Die Antwort für ihn lautete: „Back to the roots.“ Er kaufte sich ein Mountainbike, eine Campingausstattung und machte Touren in den Schwarzwald, in den Harz, ins Sauerland. „Meine Urlaube habe ich im Zelt verbracht.“ Schmitz beschreibt das als „prägende Zeit“. „Weniger ist manchmal mehr als das, was man vorher hatte.“
Der Sport mutierte zu einer Art „Bewältigungsmechanismus, sich selbst zu finden“ und zu „einem Sprungbrett ins neue Leben. Ich führe seitdem ein bewussteres Leben.“
Seitdem absolviert Schmitz 15 000 bis 20 000 Kilometer im Jahr auf dem Rad, das Auto hat er längst verkauft. „Ich habe seit zehn Jahren fast komplett auf das Auto verzichtet, fahre auch mit dem Rad zur Arbeit nach Weeze hin und zurück, um keine weitere Energie zu verschwenden als die eigene.“
Er will keine „Energiespuren hinterlassen“, und in gewissen Situationen sei das Auto überflüssig, findet er. „Oft wird man belächelt, aber das Auto ist nicht das Wichtigste im Leben.“ Das sei einfach für viele ein „Wohlstandsding“: „Oft ist die Wohnung billiger, als manche ihr Auto halten.“
Häufig geht es für Schmitz mit dem Rad nach Delft an die Nordsee. „260 Kilometer und eine Übernachtung, dann zurück. Oder nach Zoutelande, nach Trier.“ Vor drei Jahren fuhr er zum Bodensee und mit dem Zug wieder zurück. „Vor vier Monaten hatte ich das Dreiländereck mit Eupen, der Eifel und 320 Kilometer Richtung Münster.“ Und auch das französische Namur hat er schon angesteuert.

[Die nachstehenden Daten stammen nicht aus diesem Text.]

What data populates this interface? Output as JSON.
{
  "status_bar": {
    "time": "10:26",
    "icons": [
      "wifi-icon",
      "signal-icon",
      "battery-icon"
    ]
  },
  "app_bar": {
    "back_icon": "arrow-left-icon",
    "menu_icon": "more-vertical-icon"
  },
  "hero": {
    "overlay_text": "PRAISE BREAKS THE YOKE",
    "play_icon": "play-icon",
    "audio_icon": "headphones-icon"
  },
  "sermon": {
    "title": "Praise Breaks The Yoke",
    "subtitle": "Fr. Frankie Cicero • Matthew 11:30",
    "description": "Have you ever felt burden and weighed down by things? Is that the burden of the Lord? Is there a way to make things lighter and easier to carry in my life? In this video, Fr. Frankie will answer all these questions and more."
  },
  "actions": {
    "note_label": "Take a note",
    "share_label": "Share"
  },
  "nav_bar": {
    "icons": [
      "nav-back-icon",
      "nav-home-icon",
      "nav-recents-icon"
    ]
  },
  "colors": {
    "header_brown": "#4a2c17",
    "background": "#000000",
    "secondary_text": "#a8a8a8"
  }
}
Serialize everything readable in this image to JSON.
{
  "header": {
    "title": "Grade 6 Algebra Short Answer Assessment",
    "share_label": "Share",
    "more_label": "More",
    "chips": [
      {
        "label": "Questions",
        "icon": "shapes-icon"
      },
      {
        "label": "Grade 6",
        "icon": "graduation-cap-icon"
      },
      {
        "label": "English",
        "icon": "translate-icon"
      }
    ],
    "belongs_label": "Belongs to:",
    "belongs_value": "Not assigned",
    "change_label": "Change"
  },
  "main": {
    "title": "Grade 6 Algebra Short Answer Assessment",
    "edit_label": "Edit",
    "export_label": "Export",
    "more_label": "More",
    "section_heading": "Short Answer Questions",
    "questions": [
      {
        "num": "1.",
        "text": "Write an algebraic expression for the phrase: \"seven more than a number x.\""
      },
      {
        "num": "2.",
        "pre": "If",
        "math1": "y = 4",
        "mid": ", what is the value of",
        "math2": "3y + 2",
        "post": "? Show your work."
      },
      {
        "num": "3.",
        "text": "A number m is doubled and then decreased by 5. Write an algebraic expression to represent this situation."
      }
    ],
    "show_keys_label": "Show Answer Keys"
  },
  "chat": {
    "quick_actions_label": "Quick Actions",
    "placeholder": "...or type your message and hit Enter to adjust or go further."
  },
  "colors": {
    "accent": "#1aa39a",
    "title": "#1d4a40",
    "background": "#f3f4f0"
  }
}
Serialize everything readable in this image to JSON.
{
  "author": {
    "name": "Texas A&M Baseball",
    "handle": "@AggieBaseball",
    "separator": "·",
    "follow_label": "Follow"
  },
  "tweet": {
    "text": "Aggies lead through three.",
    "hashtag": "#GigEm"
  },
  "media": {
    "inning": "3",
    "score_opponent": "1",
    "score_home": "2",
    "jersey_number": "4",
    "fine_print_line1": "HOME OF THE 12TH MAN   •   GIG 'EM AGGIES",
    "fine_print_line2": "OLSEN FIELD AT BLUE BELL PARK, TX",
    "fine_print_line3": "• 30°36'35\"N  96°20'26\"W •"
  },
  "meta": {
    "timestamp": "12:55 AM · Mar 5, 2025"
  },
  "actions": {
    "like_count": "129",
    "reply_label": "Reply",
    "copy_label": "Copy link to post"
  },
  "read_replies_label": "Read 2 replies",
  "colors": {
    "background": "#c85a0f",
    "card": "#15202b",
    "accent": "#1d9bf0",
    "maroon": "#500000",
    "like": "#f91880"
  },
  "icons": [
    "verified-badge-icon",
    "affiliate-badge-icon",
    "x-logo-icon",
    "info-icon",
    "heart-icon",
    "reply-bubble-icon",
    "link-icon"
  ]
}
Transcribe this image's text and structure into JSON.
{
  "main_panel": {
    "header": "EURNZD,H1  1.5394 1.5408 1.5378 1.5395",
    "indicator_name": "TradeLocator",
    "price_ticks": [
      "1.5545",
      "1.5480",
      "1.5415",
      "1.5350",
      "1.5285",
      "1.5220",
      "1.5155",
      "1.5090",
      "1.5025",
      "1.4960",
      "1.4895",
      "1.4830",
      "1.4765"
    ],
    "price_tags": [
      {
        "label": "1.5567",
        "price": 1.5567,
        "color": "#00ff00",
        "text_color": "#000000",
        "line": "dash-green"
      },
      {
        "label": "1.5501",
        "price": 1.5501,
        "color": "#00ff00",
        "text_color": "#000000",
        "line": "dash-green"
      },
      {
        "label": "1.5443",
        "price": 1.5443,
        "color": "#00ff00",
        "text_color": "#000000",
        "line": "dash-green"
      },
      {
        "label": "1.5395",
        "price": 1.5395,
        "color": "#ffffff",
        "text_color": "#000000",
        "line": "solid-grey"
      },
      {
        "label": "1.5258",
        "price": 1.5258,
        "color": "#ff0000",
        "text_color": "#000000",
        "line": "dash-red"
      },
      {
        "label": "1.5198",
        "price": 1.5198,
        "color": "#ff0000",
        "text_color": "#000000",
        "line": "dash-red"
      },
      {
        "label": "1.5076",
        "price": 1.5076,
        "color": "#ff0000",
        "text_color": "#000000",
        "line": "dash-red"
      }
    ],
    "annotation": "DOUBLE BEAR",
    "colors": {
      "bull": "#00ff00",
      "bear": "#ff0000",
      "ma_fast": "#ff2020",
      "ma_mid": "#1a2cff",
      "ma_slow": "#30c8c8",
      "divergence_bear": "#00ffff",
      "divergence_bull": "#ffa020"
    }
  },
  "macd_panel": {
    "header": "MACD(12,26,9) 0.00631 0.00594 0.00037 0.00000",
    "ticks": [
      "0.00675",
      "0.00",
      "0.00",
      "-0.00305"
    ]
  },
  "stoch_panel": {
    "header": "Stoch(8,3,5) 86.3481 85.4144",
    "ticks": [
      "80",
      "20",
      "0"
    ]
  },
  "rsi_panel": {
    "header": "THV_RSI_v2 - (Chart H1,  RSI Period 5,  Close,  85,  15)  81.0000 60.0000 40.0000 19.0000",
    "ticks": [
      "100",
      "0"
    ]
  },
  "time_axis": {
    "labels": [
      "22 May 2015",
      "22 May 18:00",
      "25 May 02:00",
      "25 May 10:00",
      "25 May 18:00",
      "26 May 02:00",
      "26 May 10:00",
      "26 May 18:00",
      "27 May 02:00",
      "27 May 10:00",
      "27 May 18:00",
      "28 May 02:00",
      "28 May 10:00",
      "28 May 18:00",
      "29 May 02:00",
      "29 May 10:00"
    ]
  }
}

Ins Schwärmen gerät Schmitz, wenn es um die Radinfrastruktur in den Niederlanden geht. „Von deren Radautobahnen werden wir in Deutschland in zwanzig Jahren noch träumen“, prophezeit der frühere Kernkraftgegner, der gegen den „Schnellen Brüter“ auf die Straße ging.
Das Faszinierende an seinen Touren seien die menschlichen Begegnungen. „Ich habe vor gut acht Jahren im Harz einen Vater mit drei Kindern getroffen, der kam zu mir rüber. Am ersten Abend haben wir stundenlang geredet, und die Töchter haben Spaghetti gekocht.“ Daraus wurden fünf intensive Tage. „Diese Urlaubsbekanntschaften sind in Ordnung, aber ich tausche keine Adressen mehr aus und gehe damit keine Verpflichtung ein“, stellt er klar. „Das ist offener – und man schützt sich vor Verlust.“
Ab und an tourt er mit seinem Freund Manfred Mölders zum Ijsselmeer oder in die Eifel. Zwei- bis dreimal nutzt er die Chance, um eine komplette 200-Kilometer-Nachtfahrt zu machen. „Diese Stille, diese Ruhe, diese Empfindungen sind nochmal intensiver.“ Das Schärfen der Sinne und das Aufnehmen der Natur, das fasziniert ihn.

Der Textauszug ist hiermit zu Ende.